Though initially it would impact only $1 million plus for affected firms, he said, eventually state government would lower that figure to raise more revenue. Bess and others were replying to a question posed by John Bullis, a Carson City CPA, who served as panel moderator.

Mark Thomas of Betra Manufacturing Co., another panel member, replied to the question with a question of his own.

“Don’t they realize that it makes everything they buy more expensive?” Thomas said.

Bess riffed on that, saying the 2 percent would be passed through the economic system as goods move from manufactured components to finished products, on through middlemen to the retail level, and would wind up hitting consumers up with even greater increases.

Collie Hutter, president of the Click Bond aeronautics supplier that is one of Carson City’s larger manufacturers, said she would fight the margins tax proposal. She was a member of the NBC breakfast audience.
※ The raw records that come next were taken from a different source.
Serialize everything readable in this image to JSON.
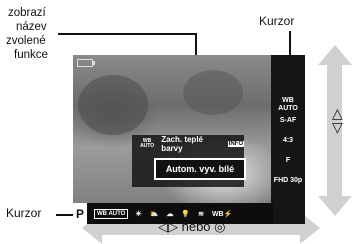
{
  "callout_left": {
    "lines": [
      "zobrazí",
      "název",
      "zvolené",
      "funkce"
    ]
  },
  "callout_cursor_top": "Kurzor",
  "callout_cursor_bottom": "Kurzor",
  "screen": {
    "info_wb_label": "WB AUTO",
    "info_text": "Zach. teplé barvy",
    "info_tag": "INFO",
    "selected_option": "Autom. vyv. bílé",
    "mode": "P",
    "sidebar": [
      "WB AUTO",
      "S-AF",
      "4:3",
      "F",
      "FHD 30p"
    ]
  },
  "bottom_strip": {
    "selected": "WB AUTO",
    "items": [
      "☀",
      "⛅",
      "☁",
      "💡",
      "≋",
      "WB⚡"
    ]
  },
  "updown_symbols": [
    "△",
    "▽"
  ],
  "lr_label": "◁▷ nebo ◎",
  "arrow_color": "#d0d0d0"
}
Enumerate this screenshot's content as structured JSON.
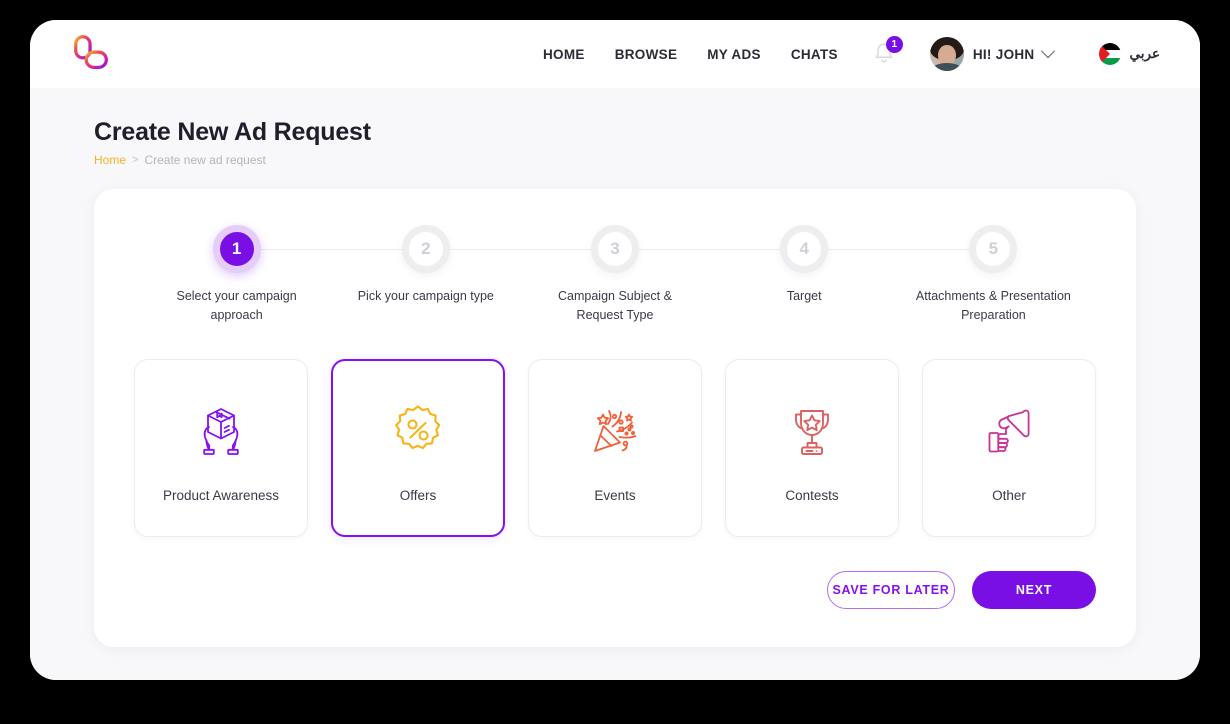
{
  "header": {
    "logo_name": "brand-logo",
    "nav": [
      {
        "label": "HOME"
      },
      {
        "label": "BROWSE"
      },
      {
        "label": "MY ADS"
      },
      {
        "label": "CHATS"
      }
    ],
    "notifications": {
      "icon": "bell-icon",
      "count": "1"
    },
    "user": {
      "greeting": "HI! JOHN",
      "avatar": "user-avatar",
      "chevron": "chevron-down-icon"
    },
    "language": {
      "label": "عربي",
      "flag": "palestine-flag-icon"
    }
  },
  "page": {
    "title": "Create New Ad Request",
    "breadcrumb": {
      "home": "Home",
      "separator": ">",
      "current": "Create new ad request"
    }
  },
  "stepper": {
    "active_step": 1,
    "steps": [
      {
        "number": "1",
        "label": "Select your campaign approach",
        "state": "active"
      },
      {
        "number": "2",
        "label": "Pick your campaign type",
        "state": "inactive"
      },
      {
        "number": "3",
        "label": "Campaign Subject & Request Type",
        "state": "inactive"
      },
      {
        "number": "4",
        "label": "Target",
        "state": "inactive"
      },
      {
        "number": "5",
        "label": "Attachments & Presentation Preparation",
        "state": "inactive"
      }
    ]
  },
  "campaign_options": {
    "selected": "Offers",
    "cards": [
      {
        "label": "Product Awareness",
        "icon": "package-in-hands-icon",
        "color": "#8412f0",
        "selected": false
      },
      {
        "label": "Offers",
        "icon": "percent-badge-icon",
        "color": "#f8b318",
        "selected": true
      },
      {
        "label": "Events",
        "icon": "party-popper-icon",
        "color": "#ef6239",
        "selected": false
      },
      {
        "label": "Contests",
        "icon": "trophy-icon",
        "color": "#dd6161",
        "selected": false
      },
      {
        "label": "Other",
        "icon": "megaphone-in-hand-icon",
        "color": "#c93397",
        "selected": false
      }
    ]
  },
  "actions": {
    "save_label": "SAVE FOR LATER",
    "next_label": "NEXT"
  },
  "colors": {
    "primary_purple": "#7a0fe5",
    "accent_amber": "#f5b324",
    "page_bg": "#f8f8fa"
  }
}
She also put in a plug for Western Nevada College and industry cooperation to train young people for manufacturing, saying exciting progress is under way, as did Len Semas of Cubix Corp., who teaches at WNC.

Semas, another audience member, said vocational and educational matters should build a bridge to help bring academia and the real world together.

Walt Owens of Owens Precision Inc., a third audience member, said students need safe schools and parents who support them in education and training pursuits.

When panel members were quizzed on the subject there was little dissent, but one panelist said his firm trains people on its own if they show promise and will work.

Bob White of Taiyo America Inc. said the firm’s work force has held steady for years. He said turnover has been only about 2 percent.

Basically, White said, he seeks people who wake up, come to work, can learn, are drug free and do the work.

Also on the panel was Red Sexton of Jube Machine Inc., who said his firm has cut back from 15 employees to two. But he doesn’t blame Nevada and prefers the Silver State to southern California, which is where he began before coming to the Silver State.

Kris Holt, NBC executive director, spoke briefly. He quibbled with a previous newspaper report based on Coldwell Banker Commercial data compiled by two brokers estimating the city’s industrial vacancy rate has dropped from 21 percent to 7 percent. He said it was 22 percent and has dropped to 12 percent.